About the job
At Tensorwave Cloud, we are dedicated to creating a seamless, secure, and resilient AI infrastructure on a large scale, breaking down barriers and redefining the norms to empower innovators and nurture AI advancements.
Role Overview
We are looking for a proactive Site Reliability Engineer with a robust software engineering background, tasked with the design, construction, and maintenance of highly scalable, secure, and resilient infrastructure.
In this pivotal role, you will engage in low-level systems design, automate infrastructure using contemporary tools, and ensure platform reliability.
This position is perfect for individuals who thrive at the intersection of systems programming and DevOps, proficient in coding with Go, JavaScript, Rust, C, or Zig while managing infrastructure with NixOS, Kubernetes, and Terraform.
Key Responsibilities
Design, build, and sustain infrastructure systems utilizing Linux and NixOS.
Utilize Terraform for infrastructure-as-code to provision and scale resources effectively.
Architect and operate Kubernetes clusters with an emphasis on performance, security, and automation.
Develop high-performance tools and internal utilities in Go or Rust.
Create and manage CI/CD pipelines for infrastructure and code deployments.
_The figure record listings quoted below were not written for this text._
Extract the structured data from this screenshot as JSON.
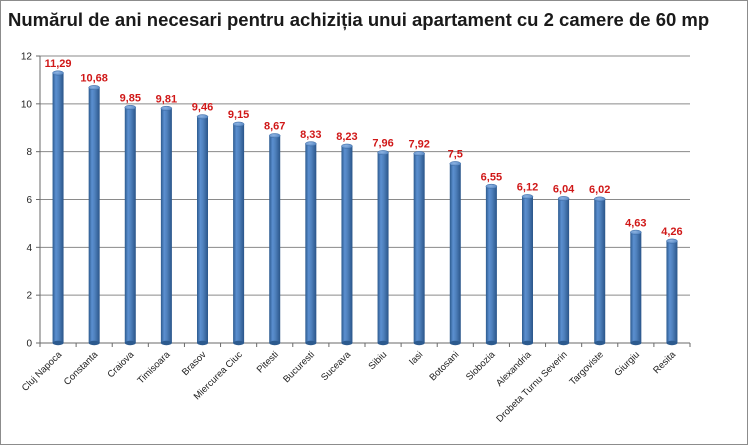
{
  "chart_data": {
    "type": "bar",
    "title": "Numărul de ani necesari pentru achiziția unui apartament cu 2 camere de 60 mp",
    "xlabel": "",
    "ylabel": "",
    "ylim": [
      0,
      12
    ],
    "yticks": [
      0,
      2,
      4,
      6,
      8,
      10,
      12
    ],
    "grid": true,
    "legend": "none",
    "categories": [
      "Cluj Napoca",
      "Constanta",
      "Craiova",
      "Timisoara",
      "Brasov",
      "Miercurea Ciuc",
      "Pitesti",
      "Bucuresti",
      "Suceava",
      "Sibiu",
      "Iasi",
      "Botosani",
      "Slobozia",
      "Alexandria",
      "Drobeta Turnu Severin",
      "Targoviste",
      "Giurgiu",
      "Resita"
    ],
    "values": [
      11.29,
      10.68,
      9.85,
      9.81,
      9.46,
      9.15,
      8.67,
      8.33,
      8.23,
      7.96,
      7.92,
      7.5,
      6.55,
      6.12,
      6.04,
      6.02,
      4.63,
      4.26
    ],
    "value_labels": [
      "11,29",
      "10,68",
      "9,85",
      "9,81",
      "9,46",
      "9,15",
      "8,67",
      "8,33",
      "8,23",
      "7,96",
      "7,92",
      "7,5",
      "6,55",
      "6,12",
      "6,04",
      "6,02",
      "4,63",
      "4,26"
    ],
    "colors": {
      "bar": "#4f81bd",
      "bar_dark": "#2c5a8e",
      "label": "#d01818",
      "grid": "#8a8a8a"
    }
  }
}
Monitor system performance, troubleshoot issues, and enhance reliability through observability tools.
Work collaboratively with engineering teams to support deployment strategies and development workflows.
Required Qualifications
Bachelor's degree in Computer Science, Computer Engineering, or a related technical field, or equivalent practical experience.
5+ years of experience in DevOps, Site Reliability, or Infrastructure Engineering roles.
Proficiency in one or more low-level programming languages such as Rust or Go.
Extensive experience with Linux systems and configuration management.
Hands-on experience with Terraform, Kubernetes, and containerized environments.
Strong understanding of systems programming, performance tuning, and operating system internals.
Familiarity with CI/CD practices and infrastructure monitoring/alerting tools.